NASA's spaceship captures a gigantic Solar Tornado on Film

It's one of the great fun information about space, and you may be educated it in third grade: the planet Jupiter is home to a massive, long-lasting cyclone known as the Great Red Spot, so massive that it could swallow up three Earths. The Spot may have been covered as early as 1665 and was seen for in no doubt in 1830. Since the arrival of recent telescopes and space probes, astronomers have found heated weather conditions all over the solar system, as well as storms on Saturn, Uranus, Neptune and Venus. Even Mars, with hardly any environment to articulate of, is repeatedly swept by extremely large dust storms. 

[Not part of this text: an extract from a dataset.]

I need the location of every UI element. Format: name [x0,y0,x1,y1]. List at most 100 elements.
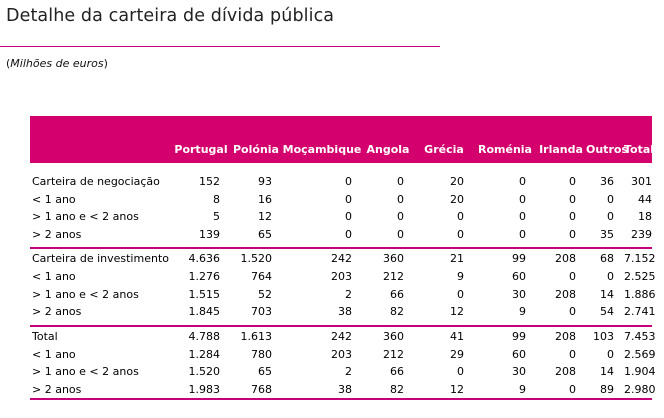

In short, the idea of tempests on other planets is attractive much a yawn these days. But even for the cosmically fed-up, new information out of NASA's orbiting Solar Dynamics Observatory is tough to ignore. On Sept. 25, the spaceship recorded a huge storm on the sun - a storm five times the width of Earth, reaching high into the solar atmosphere, with winds clocked at a burning 300,000 km/h (186,000 m.p.h.). “Burning," in this case, is not literal term: the gases entrained in the storm reached a probably 2,000,000°C - that's 3,600,000°F, even though at temperatures like that, the degree only just matters. The tornado lasted at least 3 hours, and traveled about 200,000 km (125,000 miles) - and there's a movie, the first ever filmed of such a storm, to prove it. 

Unlike twisters on Earth, which are natural out of roiling manner, the solar variety is triggered by powerful attractive storms. In fact, tornadoes on the sun often show up in the same places as coronal mass ejections, or CMEs, the eruptions that send blobs of electric particles out into space - and all too regularly, straight toward our planet. Solar astrophysicists even think the tornadoes may well perform as triggers for CMEs. 

Now that scientists have filmed one solar storm, they'll be on bewaring for more. Given the damage CMEs can cause on interactions networks on Earth, it could pay to have the best potential sense of when the next one might be coming.